Dès lors, il faut garder à l’esprit que le sondage parodontal n’est qu’un élément parmi d’autres de l’évaluation parodontale globale qui doit comprendre : anamnèse, évaluation des facteurs de risque, examen visuel des tissus, relevé des scores de plaque, des mobilités et des examens radiologiques.

ET AUTOUR DES IMPLANTS?

Nous avions vu dans un précédent article qu’entre une dent et un implant, le système d’attache gingivale est différent.

Cette différence anatomique fondamentale explique, en partie, le développement des maladies des tissus péri-implantaires que sont les mucosites et les péri-implantites. Ces maladies toucheraient, respectivement, environ 50% et 10% des implants. Etant donné les conséquences en termes de survie implantaires mais aussi de confort du patient, il est important de savoir les reconnaitre et les dépister le plus précocement possible.

Mise en évidence par sondage d’une péri-implantite et confirmée par la radiologie..

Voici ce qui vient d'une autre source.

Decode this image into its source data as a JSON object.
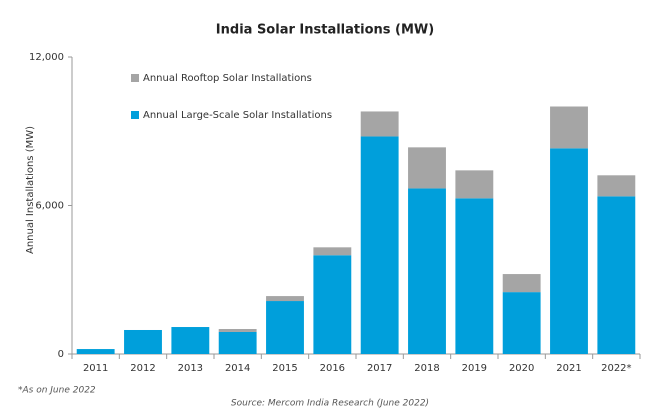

Oui mais voilà, le sondage péri-implantaire pose un certain nombre de problématiques :

  • La relative fragilité de l’attache péri-implantaire pose la question de l’interprétation des résultats. La valeur « normale » communément admise dans la littérature est de moins 5-6mm sans saignement ni suppuration associés. La pression appliquée sur la sonde doit être faible pour ne pas endommager ce système d’attache délicat et ne pas sur-estimer la valeur de sondage.
  • Bien que les tissus péri-implantaires malades saignent très souvent au sondage, ce saignement peut être présent sans forcément être révélateur d’une maladie péri-implantaire (faux-positifs) et que des pertes osseuses péri-implantaires ne sont pas systématiquement associées à une inflammation des tissus mous (faux-négatifs) comme l’a montré cette étude. Là encore, se posent, avec encore plus d’acuité, les questions de la sensibilité et de la spécificité du sondage péri-implantaire.
  • La présence de la prothèse implantaire constitue souvent un obstacle à un sondage selon le grand axe de l’implant. Une étude récente du Journal of Clinical Periodontology a comparé les mesures du sondage péri-implantaire en présence ou en l’absence de la supra-structure prothétique. Il a été montré que la présence de la prothèse implantaire a tendance à provoquer une sous-estimation de la mesure de sondage.

CONCLUSION

Plusieurs conclusions peuvent être tirées de ces considérations :

  • La première (et surement la plus importante) est de disposer d’une sonde parodontale dans tous les plateaux d’examen. Car même si elle n’est pas utilisée de manière systématique, les occasions sont nombreuses en pratique quotidienne d’y avoir un recours ponctuel.
    Le sondage systématique des implants n’est pas recommandé, mais indiqué en présence d’autres indices évocateurs d’une maladie péri-implantaire.
  • Le charting systématique est relativement fastidieux et chronophage. A moins de faire de la recherche en parodontologie, il faut savoir comment et quand le réaliser dans des cas particuliers de maladies parodontales très évolutives.
  • Des appareils de mesure plus rapides et semi-automatisés sont en cours de développement et devraient permettre, dans le futur, de simplifier le recueil et l’interprétation des données.